Which I also why I'm cheating on the fundamentalist definition, letting it connotate the able-crazies and not the others. But I feel ok with this because, after all, how else are we constructively using fundamentalist? (You're obviously not referring to the Cincinatti Imam who impotently hurls arabic expletives at episodes of Will and Grace, but I'm sure he's there.)

So let's just agree that adbusters is the devil instead.

10:23 PM  
Blogger Old Stallion said...

I just wanted to add that while my post may have looked liked an argument directed towards a particular italian greyhound, it was not. I meant no offense. It was just an phrase I used towards a particular philosophy department (daily Kos reading) guy. I also want to add that a typo made unintelligible the entire crux of my argument in my first response. I agree with you that it is a stupid equivocation to call taxation slavery...but for reasons different then you. I think these different reasons lead me to see a similarity with the christian/ Islam equivocation that you (the italian greyhound) do not.

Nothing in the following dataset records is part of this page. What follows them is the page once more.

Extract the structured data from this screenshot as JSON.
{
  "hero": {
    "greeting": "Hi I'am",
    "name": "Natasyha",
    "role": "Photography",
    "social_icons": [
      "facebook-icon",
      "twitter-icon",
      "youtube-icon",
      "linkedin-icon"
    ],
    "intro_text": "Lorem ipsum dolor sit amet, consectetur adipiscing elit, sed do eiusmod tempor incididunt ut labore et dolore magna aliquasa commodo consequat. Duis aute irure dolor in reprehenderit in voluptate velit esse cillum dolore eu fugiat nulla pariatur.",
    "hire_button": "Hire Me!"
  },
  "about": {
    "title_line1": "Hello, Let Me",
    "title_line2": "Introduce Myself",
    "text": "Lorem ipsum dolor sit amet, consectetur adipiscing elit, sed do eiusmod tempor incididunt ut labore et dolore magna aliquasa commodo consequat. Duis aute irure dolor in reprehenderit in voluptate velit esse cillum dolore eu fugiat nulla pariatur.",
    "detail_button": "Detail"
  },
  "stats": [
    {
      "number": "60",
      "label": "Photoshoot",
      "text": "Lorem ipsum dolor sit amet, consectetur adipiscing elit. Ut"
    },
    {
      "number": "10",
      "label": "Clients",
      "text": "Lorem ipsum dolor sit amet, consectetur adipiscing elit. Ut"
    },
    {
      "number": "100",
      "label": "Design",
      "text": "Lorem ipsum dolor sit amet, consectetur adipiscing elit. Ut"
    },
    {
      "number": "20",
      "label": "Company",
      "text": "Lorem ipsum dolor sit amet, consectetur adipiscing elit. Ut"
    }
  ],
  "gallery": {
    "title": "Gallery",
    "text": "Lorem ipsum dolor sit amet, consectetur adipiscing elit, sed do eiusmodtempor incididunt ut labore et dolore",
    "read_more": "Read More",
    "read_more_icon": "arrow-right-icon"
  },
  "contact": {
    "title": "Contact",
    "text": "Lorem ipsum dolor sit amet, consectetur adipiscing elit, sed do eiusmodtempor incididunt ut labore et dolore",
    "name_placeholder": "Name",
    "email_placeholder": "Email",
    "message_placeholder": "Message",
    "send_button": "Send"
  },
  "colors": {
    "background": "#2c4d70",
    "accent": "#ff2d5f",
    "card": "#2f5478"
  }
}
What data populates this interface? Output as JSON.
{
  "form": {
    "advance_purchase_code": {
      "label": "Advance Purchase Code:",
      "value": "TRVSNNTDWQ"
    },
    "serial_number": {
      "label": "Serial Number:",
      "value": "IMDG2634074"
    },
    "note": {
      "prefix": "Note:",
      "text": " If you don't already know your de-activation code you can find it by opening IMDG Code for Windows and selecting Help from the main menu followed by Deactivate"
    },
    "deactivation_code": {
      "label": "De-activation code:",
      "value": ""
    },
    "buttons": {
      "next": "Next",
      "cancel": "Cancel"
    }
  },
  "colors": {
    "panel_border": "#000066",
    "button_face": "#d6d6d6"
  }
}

As such, it is perfectly fine for you (the greyhound) to uphold both positions, but not fine for me or the daily Kos dude. That being said, I still think that there are different degrees of jackassery associated with different fundamentalist streams. These differences may be as meaningless as the difference between cobra poison and rattlesnake poison (I think both are fatal?)--which is what I think you believe...me, I am not so sure this is the case. Far be it from me to defend christian fundamentalism, so I won't bother. and anyway if, as you wrote you think there may be a strategic reason to treat them differently (let our crazies fight their crazies) then god bless us both--we have no real disagreement beyond tastes.


I don't really understand the Burke quote, but I'd rather just ask you about it in phone conversation.
Salud

11:04 PM  
Anonymous Anonymous said...

Dan, you make too many assumptions. You assume, for example, that rape exists. Can a horse rape another horse? How much foreplay must be involved before penetration? If the female horse (Pony?) doesn't want to have sex with the male horse (Zebra?) can she instead request payment, like a human-hooker does when needing money for the arcade? See, Sir Schneider, it's not so simple is it? Next time you should think about the plight of the UNTAXED HORSE.

2:07 AM  
Blogger casual ninja said...

okay. i finally actually read through this.

whew.

save a few McRibmusts for me, my brain needs some musty bbq replenishment.